O terceiro texto do dossiê foi escrito por Ernesto Bohoslavsky, historiador argentino que tem oferecido contribuição importante ao estudo das direitas no cone sul. Neste artigo, Bohoslavsky analisa o tema do anticomunismo no debate político e parlamentar do Brasil e do Chile no contexto dos anos iniciais da Guerra Fria. Nesse período ocorreram processos semelhantes de perseguição aos comunistas nos dois países, que culminaram na exclusão dos respectivos Partidos Comunistas do jogo político institucional, nos anos de 1947 e 1948. Aprofundando o estudo dos discursos políticos produzidos por líderes de direita nesse contexto, o autor encontrou um quadro mais complexo no que toca ao anticomunismo professado por todos eles. A iniciativa de proscrever os partidos comunistas do jogo político não foi aceita de maneira unânime entre as direitas, que divergiram na estratégia de combate ao comunismo. Enquanto alguns setores apoiaram a repressão total aos partidos comunistas, outros grupos de direita acharam que a proibição do funcionamento legal de tais partidos era ineficiente, além de significar uma agressão inaceitável às garantias democráticas tradicionais.

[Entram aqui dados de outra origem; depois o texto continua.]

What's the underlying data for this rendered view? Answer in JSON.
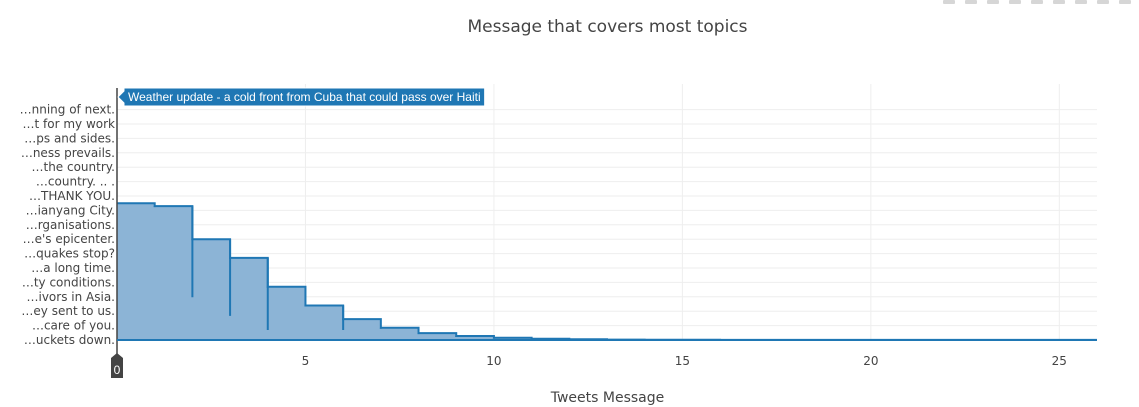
{
  "modebar": {
    "buttons": [
      "camera-icon",
      "zoom-icon",
      "pan-icon",
      "zoom-in-icon",
      "zoom-out-icon",
      "autoscale-icon",
      "reset-icon",
      "hover-icon",
      "compare-icon"
    ]
  },
  "colors": {
    "fill": "#8cb4d6",
    "line": "#1f77b4",
    "tooltip_bg": "#1f77b4",
    "grid": "#eeeeee",
    "cursor_badge": "#444444"
  },
  "tooltip": {
    "text": "Weather update - a cold front from Cuba that could pass over Haiti"
  },
  "cursor_badge": {
    "label": "0"
  },
  "chart_data": {
    "type": "area",
    "title": "Message that covers most topics",
    "xlabel": "Tweets Message",
    "ylabel": "",
    "xlim": [
      0,
      26
    ],
    "x_ticks": [
      5,
      10,
      15,
      20,
      25
    ],
    "grid": true,
    "line_shape": "step",
    "y_categories": [
      "…uckets down.",
      "…care of you.",
      "…ey sent to us.",
      "…ivors in Asia.",
      "…ty conditions.",
      "…a long time.",
      "…quakes stop?",
      "…e's epicenter.",
      "…rganisations.",
      "…ianyang City.",
      "…THANK YOU.",
      "…country. .. .",
      "…the country.",
      "…ness prevails.",
      "…ps and sides.",
      "…t for my work",
      "…nning of next."
    ],
    "x": [
      0,
      1,
      2,
      3,
      4,
      5,
      6,
      7,
      8,
      9,
      10,
      11,
      12,
      13,
      14,
      15,
      16,
      17,
      18,
      19,
      20,
      21,
      22,
      23,
      24,
      25,
      26
    ],
    "y": [
      9.5,
      9.3,
      7.0,
      5.7,
      3.7,
      2.4,
      1.45,
      0.85,
      0.48,
      0.28,
      0.16,
      0.09,
      0.05,
      0.03,
      0.02,
      0.015,
      0.01,
      0.01,
      0.01,
      0.01,
      0.01,
      0.01,
      0.01,
      0.01,
      0.01,
      0.01,
      0.01
    ]
  }
}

No artigo seguinte do dossiê publicamos uma interessante reflexão do historiador francês Stéphane Boisard, cujas pesquisas têm como foco as direitas na América Latina. Neste texto, a proposta de Boisard é fazer algumas reflexões gerais sobre a aplicação à América Latina de categorias e conceitos elaborados originalmente para o quadro europeu. Partindo da análise dos principais debates teóricos realizados por autores europeus para a caracterização das direitas, o autor aponta a necessidade de aprofundar as pesquisas sobre esse tema na América Latina. Enfatizando a importância de pesquisar as redes de circulação de ideias entre a América e a Europa, e o modo como os conceitos europeus foram recebidos nesta parte do mundo, Boisard sugere, entre outras coisas, que se dê atenção especial à periodização da história das direitas, e que se busque uma adequada caracterização dessas correntes políticas na América Latina.

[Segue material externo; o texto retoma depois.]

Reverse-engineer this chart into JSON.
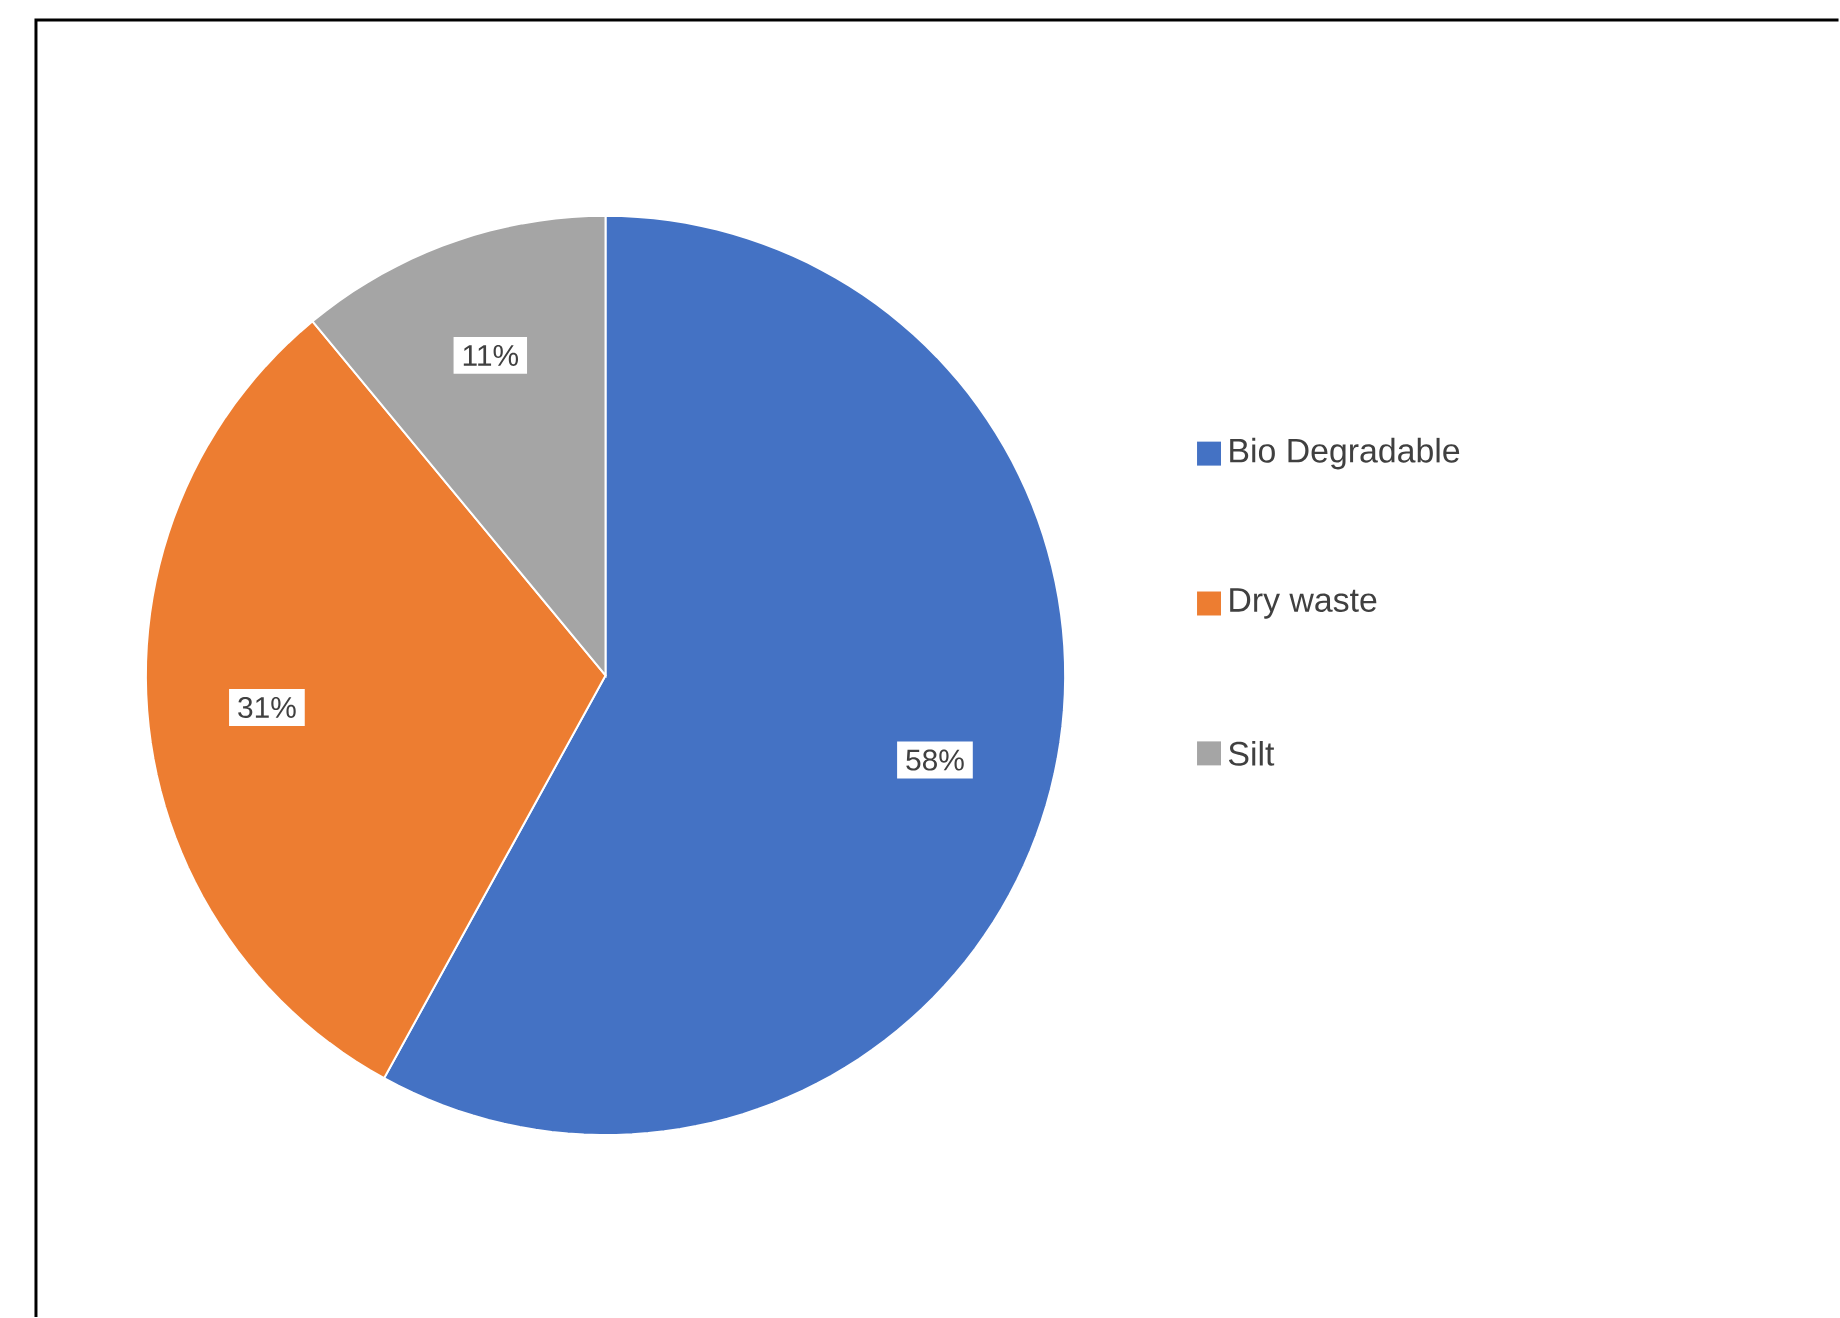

O texto do historiador norte-americano Benjamin A. Cowan encerra o dossiê, com um esclarecedor estudo que aponta a atualidade do tema da direita. Ele aborda a história recente da atuação política dos evangélicos conservadores, que ganharam notável visibilidade nos dias atuais. A originalidade do trabalho de Cowan reside em mostrar o processo de surgimento e ascensão da direita evangélica em seus primórdios, nos anos 1970. Atemorizados com o processo de mudança de comportamentos e valores morais, que eles percebiam como implicado nas ações da esquerda, os evangélicos conservadores abandonaram sua atitude tradicional de evitar o campo político. Eles passaram a abraçar com entusiasmo a militância conservadora, entrando em choque com grupos protestantes de linha “progressista”. Nesse caminho, aliaram-se à ditadura militar, em nome da defesa da família tradicional e da moral cristã, contra a liberdade sexual e o comunismo.

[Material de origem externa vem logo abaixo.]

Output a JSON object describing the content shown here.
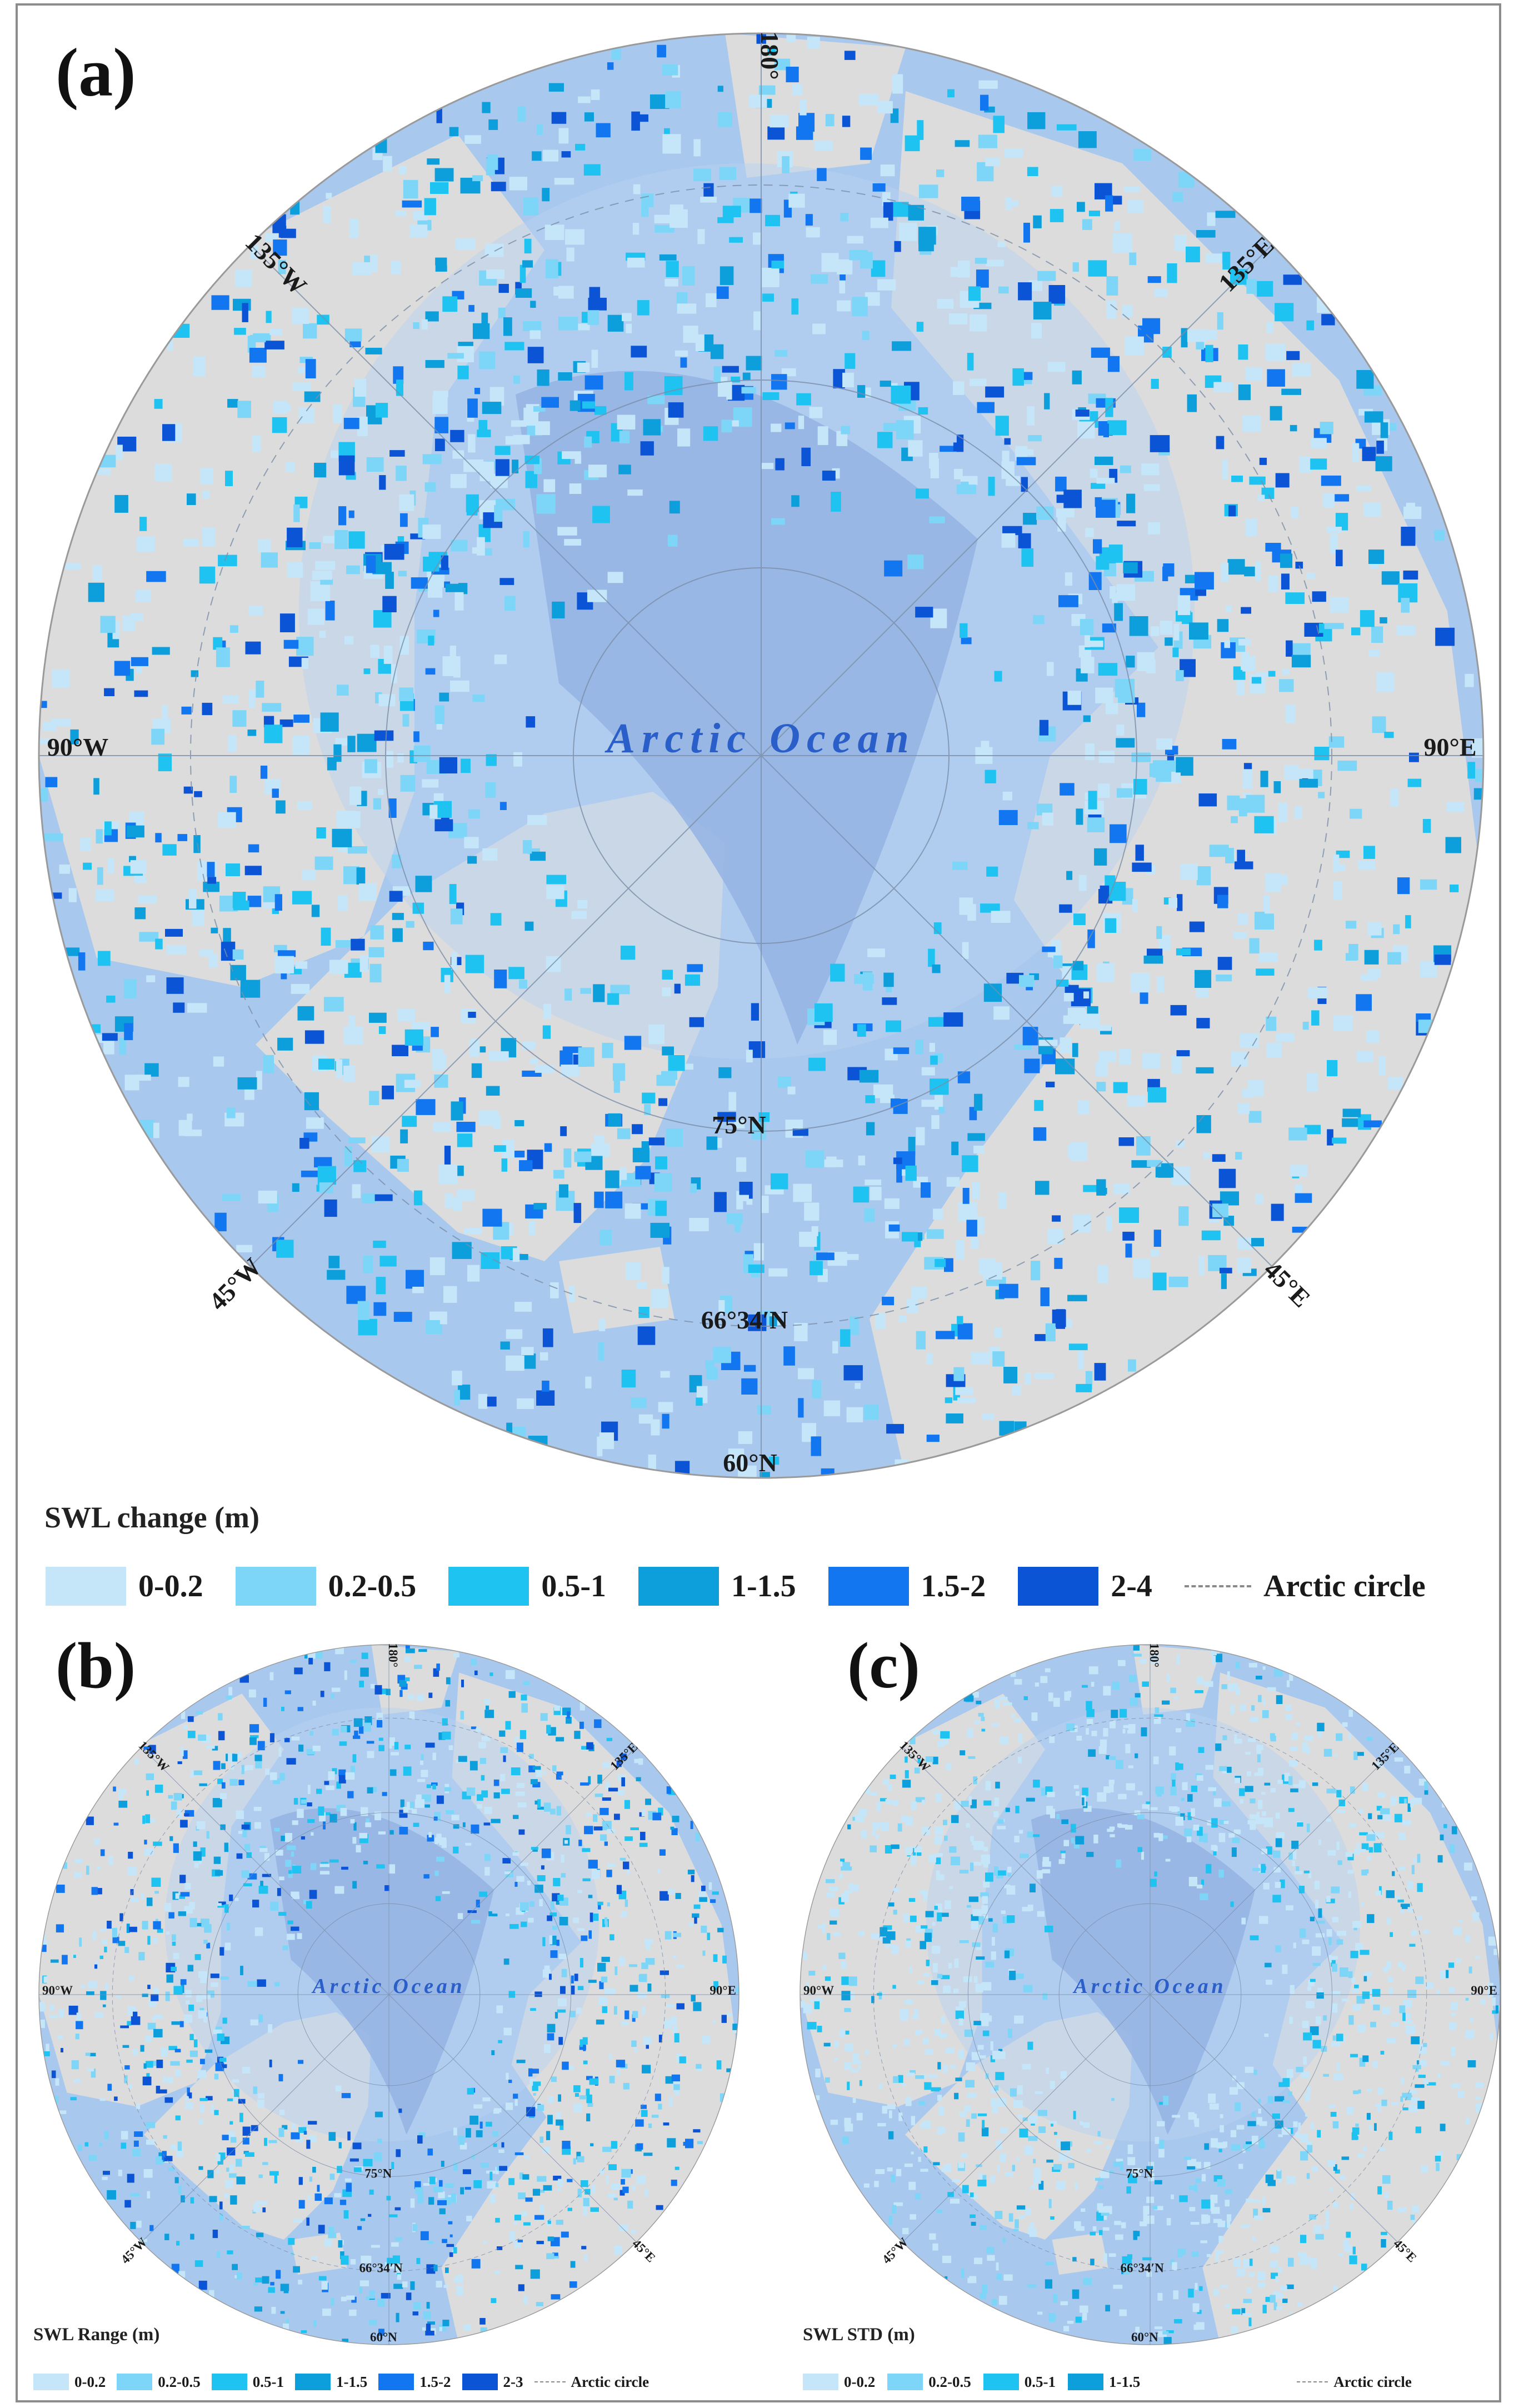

Enfim, o leitor tem nas mãos um conjunto de trabalhos de qualidade, que mostram o “estado da arte” no campo de estudos da história da direita. O dossiê é uma aposta no estreitamento do diálogo transnacional envolvendo os pesquisadores dedicados ao tema, assim como um convite para que jovens historiadores venham se juntar ao grupo.
Boa leitura, bom diálogo.
Rodrigo Patto Sá Motta – Departamento de História Universidade Federal de Minas Gerais.
MOTTA, Rodrigo Patto Sá. Apresentação. Varia História, Belo Horizonte, v.30, n.52, jan. / abr., 2014. Acessar publicação original [DR]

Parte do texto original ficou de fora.